Na primeira semana de novembro estarei no Rio de Janeiro participando do I Encontro FUNARTE de Políticas para as Artes, falarei sobre a cultura guei e , aqui, começo a esboçar algumas reflexões. Começo com uma frase que pode parecer polêmica: a cultura brasileira é heteronormativa. Para tentar esclarecer o adjetivo gostaria de lembrar das palavras de uma das principais referências dos estudos de gênero na contemporaneidade, Judith Butler. Para a autora norte-americana, por heteronormatividade entende-se a legitimação do modelo heterossexual como norma regulatória das relações sexuais e de gênero na sociedade ocidental contemporânea. A base para sua legitimação está na idéia de que a sexualidade é orientada por aspectos biológicos e, como conseqüência disso, a associação entre heterossexualidade e reprodução é concebida como natural e irremediável, como diz BUTLER. Segundo Miskolci, Professor da UFSCAR, a heteronormatividade expressa expectativas, obrigações e demandas sociais resultantes do pressuposto de uma heterossexualidade natural e compulsória.

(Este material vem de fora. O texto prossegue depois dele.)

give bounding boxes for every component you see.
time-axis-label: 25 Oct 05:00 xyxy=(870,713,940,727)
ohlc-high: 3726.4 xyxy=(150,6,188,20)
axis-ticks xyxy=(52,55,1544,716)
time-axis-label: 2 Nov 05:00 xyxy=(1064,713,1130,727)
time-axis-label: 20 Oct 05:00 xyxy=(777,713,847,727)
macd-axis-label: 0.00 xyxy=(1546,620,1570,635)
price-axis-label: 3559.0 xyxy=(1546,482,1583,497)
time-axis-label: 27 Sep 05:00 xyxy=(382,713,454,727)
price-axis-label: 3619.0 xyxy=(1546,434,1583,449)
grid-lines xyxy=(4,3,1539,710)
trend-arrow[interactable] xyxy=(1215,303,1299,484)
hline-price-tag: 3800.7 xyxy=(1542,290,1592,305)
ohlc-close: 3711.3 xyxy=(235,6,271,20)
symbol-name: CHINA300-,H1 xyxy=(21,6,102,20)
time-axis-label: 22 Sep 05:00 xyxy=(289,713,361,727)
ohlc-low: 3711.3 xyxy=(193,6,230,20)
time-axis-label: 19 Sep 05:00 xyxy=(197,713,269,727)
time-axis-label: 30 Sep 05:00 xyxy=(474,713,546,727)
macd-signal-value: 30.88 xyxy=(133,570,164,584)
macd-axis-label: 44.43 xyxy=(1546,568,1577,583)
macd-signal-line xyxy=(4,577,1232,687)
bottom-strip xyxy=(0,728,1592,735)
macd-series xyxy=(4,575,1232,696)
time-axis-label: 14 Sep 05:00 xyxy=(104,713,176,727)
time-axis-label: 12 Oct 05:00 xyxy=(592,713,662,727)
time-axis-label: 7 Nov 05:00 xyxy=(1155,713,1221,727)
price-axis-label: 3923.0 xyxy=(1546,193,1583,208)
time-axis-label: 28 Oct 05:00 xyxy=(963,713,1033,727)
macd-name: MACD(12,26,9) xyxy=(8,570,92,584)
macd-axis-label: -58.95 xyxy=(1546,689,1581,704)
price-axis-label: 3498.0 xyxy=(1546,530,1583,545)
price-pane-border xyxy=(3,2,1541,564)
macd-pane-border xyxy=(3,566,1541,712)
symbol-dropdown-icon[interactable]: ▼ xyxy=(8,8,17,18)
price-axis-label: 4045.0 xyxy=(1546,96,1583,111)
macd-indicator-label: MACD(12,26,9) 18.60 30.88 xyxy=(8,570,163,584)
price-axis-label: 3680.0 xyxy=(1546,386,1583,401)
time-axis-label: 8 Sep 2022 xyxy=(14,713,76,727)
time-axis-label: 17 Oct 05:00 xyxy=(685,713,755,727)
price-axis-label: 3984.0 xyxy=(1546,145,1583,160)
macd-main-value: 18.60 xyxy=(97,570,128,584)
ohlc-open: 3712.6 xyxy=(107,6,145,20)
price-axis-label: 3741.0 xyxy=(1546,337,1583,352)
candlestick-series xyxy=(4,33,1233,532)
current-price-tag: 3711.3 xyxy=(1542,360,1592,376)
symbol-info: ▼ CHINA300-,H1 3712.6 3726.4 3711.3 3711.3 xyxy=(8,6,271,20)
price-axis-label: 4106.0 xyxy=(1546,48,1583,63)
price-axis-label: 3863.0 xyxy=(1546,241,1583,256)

Em outras palavras, a heteronormatividade é um conceito diferente de heterossexualidade. Uma das diferenças mais notáveis entre os dois termos é que a heteronormatividade não tem um conceito paralelo como ocorre com a heterossexualidade, a qual organiza a homossexualidade como seu oposto. Dado que a homossexualidade não pode jamais usufruir da correção tácita e invisível para a formação social da qual a heterossexualidade usufrui, não seria possível falar de “homonormatividade” no mesmo sentido.


Falar em cultura guei pode ser uma estratégia reducionista porque, quase sempre, acaba por revelar-se uma armadilha, correndo o risco de produzir e reproduzir discursos rasos e sem reflexão sobre o que se é feito. Mais arriscado ainda é associar Cultura guei somente à práticas guetificadas, como a de drag queens, gogo boys, homoerotismo e shows de transformismo. Evidentemente que tratam de expressões artísticas de relação imediata e significativa à Cultura guei, sim, mas não são seus únicos indicadores.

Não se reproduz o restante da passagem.